Japanse rancune

Nu werd het Land van de Rijzende Zon ter dege geïnformeerd over de uitnodigingsstrategie van Nicolaas, diens concept-agenderen, diens prioriteitsstellingen  en vooral de plaats van samenkomst. Dat lang voor de hand. Het koloniale Nederland met zijn factorijen in het Verre Oosten tot in China was het enige land in het westelijk halfrond dat sedert de zeventiende eeuw bestendige commerciële beurtvaart had mogen onderhouden met Japan. Weliswaar mochten de Hollanders niet van een kunstmatig poldereiland afkomen gelegen in de baai van Nagasaki, om zelf landinwaarts handelsdebiet te vestigen in het merkwaardige en mysterieuze eilandenrijk. Tussen eiland en oeverwal lag een lange brug met meerdere poorten die bewaakt werd door Japanse politie en douane.


Niet zozeer om in en uit te klaren. Maar om de Hollanders te beletten met hun hervormde godsdienst op calvinistische grondslag de bevolkingen uit het achterland op rare staatkundige gedachten te brengen. Dat vond de premier van de keizerlijke regering niet goed. De shogun. De calvinisten hadden over de staatsinrichting de raarste denkbeelden. Zo vonden zij dat de onderdanen rechtmatig in opstand mochten komen tegen het wetmatige gezag. Als dat tot tirannie vervallen mocht zijn. Dat was te gek. Maar ze hadden ook de idee dat autonomie en medebewind toekwam aan de mindere bevolking. Dat hield, aldus de shogun die van de ene verbazing in de andere viel, natuurlijk samen met de poldercultuur waarbij de ingelanden vaak beter de waterstaatkunde beheersten dat de bestuurders zelf. De shogun  had het galjoot “De Liefde” uit Rotterdam toegestaan op de rede te ankeren in de vroege jaren van de zeventiende eeuw voor Nagasaki.

Hij had de bemanning medische hulp laten geven, vooral ter bestrijding van haar scheurbuik. Hij had wat van de lading aanvaard als geschenk, maar hij was vooral gefascineerd geweest door de kanons en het schegbeeld  onder de evenwichtskluiver.
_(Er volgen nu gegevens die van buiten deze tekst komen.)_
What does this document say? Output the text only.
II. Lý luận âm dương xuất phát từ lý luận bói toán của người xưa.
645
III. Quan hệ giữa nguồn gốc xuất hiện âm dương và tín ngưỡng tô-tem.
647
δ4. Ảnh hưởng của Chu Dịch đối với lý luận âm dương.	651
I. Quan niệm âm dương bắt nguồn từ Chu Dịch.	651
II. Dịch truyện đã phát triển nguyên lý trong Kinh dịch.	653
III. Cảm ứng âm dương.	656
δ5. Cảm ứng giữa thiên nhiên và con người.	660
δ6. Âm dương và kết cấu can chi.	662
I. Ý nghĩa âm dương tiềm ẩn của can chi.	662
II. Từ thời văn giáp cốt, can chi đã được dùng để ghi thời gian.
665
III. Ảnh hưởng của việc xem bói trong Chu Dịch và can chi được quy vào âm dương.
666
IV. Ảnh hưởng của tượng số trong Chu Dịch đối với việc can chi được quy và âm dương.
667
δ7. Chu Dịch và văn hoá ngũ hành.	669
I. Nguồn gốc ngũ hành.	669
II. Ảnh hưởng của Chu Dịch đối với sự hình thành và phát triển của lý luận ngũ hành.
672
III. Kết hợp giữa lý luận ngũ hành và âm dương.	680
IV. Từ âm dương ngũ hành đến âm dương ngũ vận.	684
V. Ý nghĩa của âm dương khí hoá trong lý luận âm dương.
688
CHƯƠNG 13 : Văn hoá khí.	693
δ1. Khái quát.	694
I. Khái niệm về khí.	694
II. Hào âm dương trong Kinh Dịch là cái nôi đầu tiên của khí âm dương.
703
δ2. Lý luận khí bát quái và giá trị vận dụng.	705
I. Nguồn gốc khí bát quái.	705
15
Hij had een artilleriedemonstratie laten geven en had kanons besteld. Dat beeld, dat was een zekere Erasmus, een gewone burgerman, en dat was echt bijzonder. De schipper had verteld wat deze Erasmus op zijn conto had. Dat had de shogun interessant gevonden. Hij begreep er niet veel van. Die schipper evenmin. Maar er was dus een Boek der Boeken, dat deze Erasmus hertaald had, en dat de basis was van een goddelijke openbaring. Die beviel de shogun niet. De Hollanders brachten nieuwe zaken aan, zeker, maar ze hadden praatjes die niet goed waren voor de Japanse bevolking. Ze kwamen niet verder dat dat eiland. En westerlingen in het algemeen kwamen het eilandenrijk niet in. Tot 1853. Zie hierboven over commodore Perry.


Sedert 1856 waren de verhoudingen met Rusland gespannen. Dat had de Krim-oorlog verloren. Zie hierboven. De Britten, Fransen en Ottomanen waren de Russen militair de baas. Dat kon Japan ook wel proberen. De Britten hadden dezelfde maritieme belangen bij de Chinese Zee en de Stille Oceaan als Japan. Nicolaas ging nu iets beramen wat een Vredesconferentie heette. Daar moest Japan bij zijn. De Britten poogden immers de Japanse schepen overal te weren in Azië. Dat moest een einde nemen. In Korea was Rusland actief, gewapenderhand, het had daar een oorlogshaven. Dat was niet voor niets. Daar vond Japan echt wat van.

Het wilde dus op deze conferentie uitgenodigd worden als mogendheid. Nicolaas had bij de eerste uitnodigingsronde gestipuleerd dat alleen christelijke staten welkom waren. Dat kon Nederland niet goedvinden. Japan was verwesterd, het had al een flinke vloot, het had koloniale ambities, dus Het Plein zorgde er maar voor dat Japan bij deze conferentie vertegenwoordigd was. Christelijk, dat was in deze context identiek aan “beschaafd”.  Dat wás Japan, Den Haag wist het goed, daar had het meteen werk van moeten maken. Dit was meten met meerdere maten tegelijk, Sint Petersburg had in continentaal China nog meer koloniale ambities. Daar kon Japan last van krijgen. Azië was tenslotte voor de Aziaten. Japan nám dit niet. Het kon Nederland in zijn Archipel nog behoorlijk hinderen, dat zou Den Haag nog merken. Op Batavia in Java werd druk uitgeoefend, die merkbaar werd aan koloniën op dat Plein. Er waren veel Japanners al sedentair in Java.